Seeding cover crops 1.5-2 months before the end of your season means most of your vegetable plants will still be growing. Some might even be thriving, and this is quite alright! Simply sow your cover crops around your existing plants. Some seeds may not germinate if the sunlight is blocked, but that’s okay. Even a little bit will make a difference in your garden.
If you have a large garden and plan to leave a few beds fallow during the growing season, consider cover cropping them starting in the spring. You can do this by sowing a round of cover crops in the spring, chopping them down before they go to seed, and then sowing another round of different crops afterward. Do not remove any of the plant material between seedings.
3. Shut Your Garden Down Leaving Cover Crops Untouched
- The cold has arrived and you’ve decided to clear your garden of your frost-bitten vegetable plants. Most people approach this by pulling all of the plants out by their roots, but I encourage you to not do this. Rather than pulling them entirely out, do the Chop ‘n Drop, which leaves root systems entirely in tact.
- By electing to leave your veggie root systems in place, you have just provided your soil microbes food for the entire winter. The roots will also hold your soil in place and prevent erosion. For smaller green plants (such as lettuces, spinach and arugula), you should leave them entirely in the garden, dead foliage and all. Leaving them be will allow the plants to decompose over the winter into valuable organic matter. As for your surrounding cover crops: Treat them the same way. Do not pull them out or cut them at all – you have grown them for both the roots and the foliage so they should be left untouched to overwinter.
4. Incorporate Your Cover Crops During Spring Soil Prep
Fast forward through winter (brrr! boo! hiss!) and now it is spring and time to prepare your soil. So what do you do with all of this leftover plant matter in your garden? Your first instinct might be to rip it out and compost it – Stop right there! Rather than ripping them out, the point of cover cropping is to incorporate all of that awesome decayed plant stuff back into the soil.
To prep your soil with decayed cover crops, you will gently dig them in with a spade or, as I prefer, this fork. You absolutely will not use a tiller for soil prep – if you are unsure why, read my article on Part 1 of Building Healthy Soil and Increasing the Biodiversity of the Soil Food Web. Try to “twist” the cover crops down into the soil rather than flipping the soil over onto itself – flipping the soil over will expose soil microorganisms to the air and oxidize them. Gentleness is key here. Some of the leftover roots from the larger plants might need to be removed, but do so with care. Once you’ve pulled the large roots up, consider cutting them up with your pruners and adding the pieces back into the soil. Any leftover bits of decayed cover crops can be seeded and transplanted into, and then it should all be covered up with mulch once the seedlings are established.

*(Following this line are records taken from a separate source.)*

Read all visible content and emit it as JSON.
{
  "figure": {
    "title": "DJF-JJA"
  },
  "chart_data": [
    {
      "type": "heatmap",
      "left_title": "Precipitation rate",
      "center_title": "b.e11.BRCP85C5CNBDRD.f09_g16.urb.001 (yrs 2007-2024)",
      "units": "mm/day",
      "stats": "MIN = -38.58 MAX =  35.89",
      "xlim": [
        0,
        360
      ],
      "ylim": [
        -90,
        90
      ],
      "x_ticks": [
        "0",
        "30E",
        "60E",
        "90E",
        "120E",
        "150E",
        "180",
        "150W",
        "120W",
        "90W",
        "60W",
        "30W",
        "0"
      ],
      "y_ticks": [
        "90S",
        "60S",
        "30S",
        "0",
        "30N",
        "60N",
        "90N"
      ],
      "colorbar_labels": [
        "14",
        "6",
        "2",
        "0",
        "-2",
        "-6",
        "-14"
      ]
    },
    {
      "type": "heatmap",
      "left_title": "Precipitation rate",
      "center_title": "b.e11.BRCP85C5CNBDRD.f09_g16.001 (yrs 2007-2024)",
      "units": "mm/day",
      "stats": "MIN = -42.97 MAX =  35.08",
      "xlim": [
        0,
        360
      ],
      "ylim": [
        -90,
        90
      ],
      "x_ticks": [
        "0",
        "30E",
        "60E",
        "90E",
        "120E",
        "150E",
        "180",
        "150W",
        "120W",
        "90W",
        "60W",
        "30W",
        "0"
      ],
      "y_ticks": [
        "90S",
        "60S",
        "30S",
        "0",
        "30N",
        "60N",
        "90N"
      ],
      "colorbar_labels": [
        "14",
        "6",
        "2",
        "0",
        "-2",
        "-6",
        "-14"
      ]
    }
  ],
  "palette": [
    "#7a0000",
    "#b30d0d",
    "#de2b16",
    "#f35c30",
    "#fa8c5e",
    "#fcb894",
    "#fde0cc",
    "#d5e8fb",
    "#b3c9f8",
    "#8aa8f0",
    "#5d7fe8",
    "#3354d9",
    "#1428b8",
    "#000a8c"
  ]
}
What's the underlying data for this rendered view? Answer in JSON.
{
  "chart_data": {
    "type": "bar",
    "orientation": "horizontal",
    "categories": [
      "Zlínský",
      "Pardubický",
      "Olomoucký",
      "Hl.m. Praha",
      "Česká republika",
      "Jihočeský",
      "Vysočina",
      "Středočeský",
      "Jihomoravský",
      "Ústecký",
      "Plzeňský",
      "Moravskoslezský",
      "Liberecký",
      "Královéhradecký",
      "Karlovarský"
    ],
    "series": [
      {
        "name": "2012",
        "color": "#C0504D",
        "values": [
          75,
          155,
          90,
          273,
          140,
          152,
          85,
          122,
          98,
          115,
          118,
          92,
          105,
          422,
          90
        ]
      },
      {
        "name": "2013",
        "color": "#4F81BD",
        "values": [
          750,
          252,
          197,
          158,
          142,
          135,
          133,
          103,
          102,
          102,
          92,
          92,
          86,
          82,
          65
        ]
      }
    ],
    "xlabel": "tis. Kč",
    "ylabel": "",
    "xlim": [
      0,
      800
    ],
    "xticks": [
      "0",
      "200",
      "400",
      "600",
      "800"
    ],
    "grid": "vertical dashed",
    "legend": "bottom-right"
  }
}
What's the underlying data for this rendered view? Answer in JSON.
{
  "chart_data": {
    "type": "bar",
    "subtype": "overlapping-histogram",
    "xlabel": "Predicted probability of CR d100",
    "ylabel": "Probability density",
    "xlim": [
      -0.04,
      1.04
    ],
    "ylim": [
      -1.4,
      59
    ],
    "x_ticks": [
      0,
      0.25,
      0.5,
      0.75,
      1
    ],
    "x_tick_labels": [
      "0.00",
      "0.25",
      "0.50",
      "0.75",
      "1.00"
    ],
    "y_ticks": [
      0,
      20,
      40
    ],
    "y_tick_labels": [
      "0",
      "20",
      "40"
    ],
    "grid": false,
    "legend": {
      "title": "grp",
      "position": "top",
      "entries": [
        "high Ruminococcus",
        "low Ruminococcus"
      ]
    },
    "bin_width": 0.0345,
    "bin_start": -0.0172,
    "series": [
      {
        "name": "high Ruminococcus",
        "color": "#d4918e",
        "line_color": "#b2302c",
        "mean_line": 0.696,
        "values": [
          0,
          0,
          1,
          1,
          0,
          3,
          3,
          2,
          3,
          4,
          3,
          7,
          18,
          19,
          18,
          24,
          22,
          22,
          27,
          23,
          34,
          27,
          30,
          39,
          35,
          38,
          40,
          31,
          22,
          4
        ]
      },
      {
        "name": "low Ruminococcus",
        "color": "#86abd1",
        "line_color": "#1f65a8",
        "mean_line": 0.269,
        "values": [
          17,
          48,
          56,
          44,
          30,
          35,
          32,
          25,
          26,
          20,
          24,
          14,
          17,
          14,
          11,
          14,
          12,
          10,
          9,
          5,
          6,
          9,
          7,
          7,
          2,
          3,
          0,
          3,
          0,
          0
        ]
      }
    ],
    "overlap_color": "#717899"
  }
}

Once you have nurtured your soil microbes and have restored your garden back to her original, biodiverse fertility, there is very little you will need to do in terms of yearly soil preparation. Disturbing the soil, needlessly aerating it year after year with machines – this is a finicky, unnecessary step to soil prep invented by humans. Good gardeners know this and live by this. If we take care of our microbes, they will take care of themselves and us.